I heard Google BigQuery is good. It is completely SaaS (like AWS Athena that works).
Unicorns often run their own stack and you could replicate that, if you have the apetite. Netflix and Apple run Trino + Spark on k8s + Iceberg. Uber used their own Hudi thing, not sure if they still do.
"Databricks is an enterprise software company founded by the creators of Apache Spark. [...] Databricks develops a web-based platform for working with Spark, that provides automated cluster management and IPython-style notebooks."
Clickhouse is good if you're building application. It has lot of great features and incredible performance, but there's an expectancy that people using it know what they're doing and can work around its limitations (like limited support for joins and sql in general).

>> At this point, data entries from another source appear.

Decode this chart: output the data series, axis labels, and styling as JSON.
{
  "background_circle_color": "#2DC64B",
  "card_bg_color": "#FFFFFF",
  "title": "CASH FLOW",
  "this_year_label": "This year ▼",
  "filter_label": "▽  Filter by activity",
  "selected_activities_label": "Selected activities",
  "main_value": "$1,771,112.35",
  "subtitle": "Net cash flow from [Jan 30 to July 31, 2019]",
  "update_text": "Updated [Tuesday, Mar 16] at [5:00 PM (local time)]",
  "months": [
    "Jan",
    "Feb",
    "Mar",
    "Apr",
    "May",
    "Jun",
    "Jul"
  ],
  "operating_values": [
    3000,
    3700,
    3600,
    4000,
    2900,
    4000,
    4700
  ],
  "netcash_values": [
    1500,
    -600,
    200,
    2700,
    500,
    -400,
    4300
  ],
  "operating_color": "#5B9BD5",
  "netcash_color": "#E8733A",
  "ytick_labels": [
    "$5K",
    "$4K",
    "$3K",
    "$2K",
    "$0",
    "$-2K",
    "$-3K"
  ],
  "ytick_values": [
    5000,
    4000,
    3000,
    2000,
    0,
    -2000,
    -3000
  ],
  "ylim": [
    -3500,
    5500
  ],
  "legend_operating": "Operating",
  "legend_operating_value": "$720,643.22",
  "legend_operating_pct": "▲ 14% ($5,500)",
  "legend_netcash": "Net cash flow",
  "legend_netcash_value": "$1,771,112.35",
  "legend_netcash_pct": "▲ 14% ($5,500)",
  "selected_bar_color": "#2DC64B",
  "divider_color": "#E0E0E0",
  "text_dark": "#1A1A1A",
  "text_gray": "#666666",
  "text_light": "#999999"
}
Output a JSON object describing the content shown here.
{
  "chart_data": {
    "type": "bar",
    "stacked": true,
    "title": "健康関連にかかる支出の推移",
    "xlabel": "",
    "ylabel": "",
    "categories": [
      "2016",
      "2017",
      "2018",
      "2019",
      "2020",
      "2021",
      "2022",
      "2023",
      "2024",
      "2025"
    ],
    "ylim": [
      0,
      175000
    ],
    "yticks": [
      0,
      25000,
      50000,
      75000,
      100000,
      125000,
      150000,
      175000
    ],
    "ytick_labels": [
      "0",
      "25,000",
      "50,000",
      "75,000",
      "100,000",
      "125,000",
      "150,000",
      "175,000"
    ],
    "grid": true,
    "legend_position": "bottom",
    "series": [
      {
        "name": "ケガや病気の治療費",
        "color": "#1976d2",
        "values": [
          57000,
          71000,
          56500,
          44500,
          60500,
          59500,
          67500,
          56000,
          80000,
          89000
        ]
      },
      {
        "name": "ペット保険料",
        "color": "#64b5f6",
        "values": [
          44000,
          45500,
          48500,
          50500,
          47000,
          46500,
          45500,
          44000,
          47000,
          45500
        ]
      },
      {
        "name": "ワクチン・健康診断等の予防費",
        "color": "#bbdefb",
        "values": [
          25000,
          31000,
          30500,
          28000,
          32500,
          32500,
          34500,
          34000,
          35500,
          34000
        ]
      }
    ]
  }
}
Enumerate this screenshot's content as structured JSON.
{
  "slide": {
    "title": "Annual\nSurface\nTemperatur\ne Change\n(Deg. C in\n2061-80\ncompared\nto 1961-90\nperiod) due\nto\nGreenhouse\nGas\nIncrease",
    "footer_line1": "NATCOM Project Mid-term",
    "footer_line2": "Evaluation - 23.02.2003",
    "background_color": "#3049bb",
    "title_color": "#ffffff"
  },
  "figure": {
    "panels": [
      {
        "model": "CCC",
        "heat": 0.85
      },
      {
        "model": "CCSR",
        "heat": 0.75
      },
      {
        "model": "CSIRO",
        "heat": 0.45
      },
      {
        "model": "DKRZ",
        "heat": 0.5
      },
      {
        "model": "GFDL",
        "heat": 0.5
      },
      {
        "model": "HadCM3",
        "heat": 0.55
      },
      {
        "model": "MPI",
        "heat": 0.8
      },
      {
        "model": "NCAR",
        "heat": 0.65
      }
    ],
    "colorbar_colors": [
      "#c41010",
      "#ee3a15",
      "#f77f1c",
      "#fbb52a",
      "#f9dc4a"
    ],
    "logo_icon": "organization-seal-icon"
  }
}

Something like Snowflake works much better when you're building a platform that you can give to two hundred data analysts or various skills spread over fifty teams, so they can build their own stuff. The nice UI, broad feature set (materialized views, time travel, automatic backups, superfast scaling up and down, ...) and general just-work-iness makes it nice for that, but you're going to pay for the privilege.
Databricks is somewhere in the middle - things are way less polished, features don't always work and you still have to figure out things like backups and partitions on S3 on your own, but some people like that. Expect to also pay a pretty penny for hundreds of Spark clusters nobody knows who uses.
When was the last time you used Databricks? You should definitely try it again. Their product offering has improved a lot in the past few years.
> broad feature set
My experience is that the feature sets of Snowflake and Databricks are very similar. Both have time travel support. Snowflake has materialized views, but Databricks has Delta Live Tables. Databricks has a distributed Pandas API, but Snowflake recently introduced Snowpark. Databricks also has autoscaling and they recently launched a serverless offering that makes autoscaling super fast aswell.
Snowflake has much more advanced data security - table, column, and row level security and dynamic data masking policies. The zero-copy cloning is also pretty useful for CI/CD (pretty much the one practical way to do blue-green deployment for data application).
Databricks has some interesting features (we were originally interested in it as "nice UI" for our AWS data lake for citizen data scientists - using it for industrialized processing was price impractical compared to AWS Glue) but the security seems lacking - it goes just table level and only in SQL and Spark, with R you can't have security at all.
I really liked the Databricks UI and integrated visualizations, though, that's where they are better than Snowflake I think. Of course, they gained those by buying open source Redash.io and ending it.
The part that ended our PoC with them was when they gave us a price quote for expected number of users, the management was like "ok that sounds reasonable" until I told them that's just license and does not include EC2 costs - the real cost would be at least twice. That made everyone angry.
* Apples and oranges: Clickhouse is a query engine while Databricks is a SaaS product/company. Apache Spark could be compared to Clickhouse, Databricks to clickhouse.com/company. The latter is barely a couple months old.
* Databricks pivoted from analytics to ML and it's not just marketing. Clickhouse is all about OLAP use cases.
* Clickhouse competes with Druid/Pinot/Timescale, Spark competes with Flink.
Aside from the Azure/GCP/AWS internal offeringa I know about Snowflake and Firebolt, Databricks is new to me.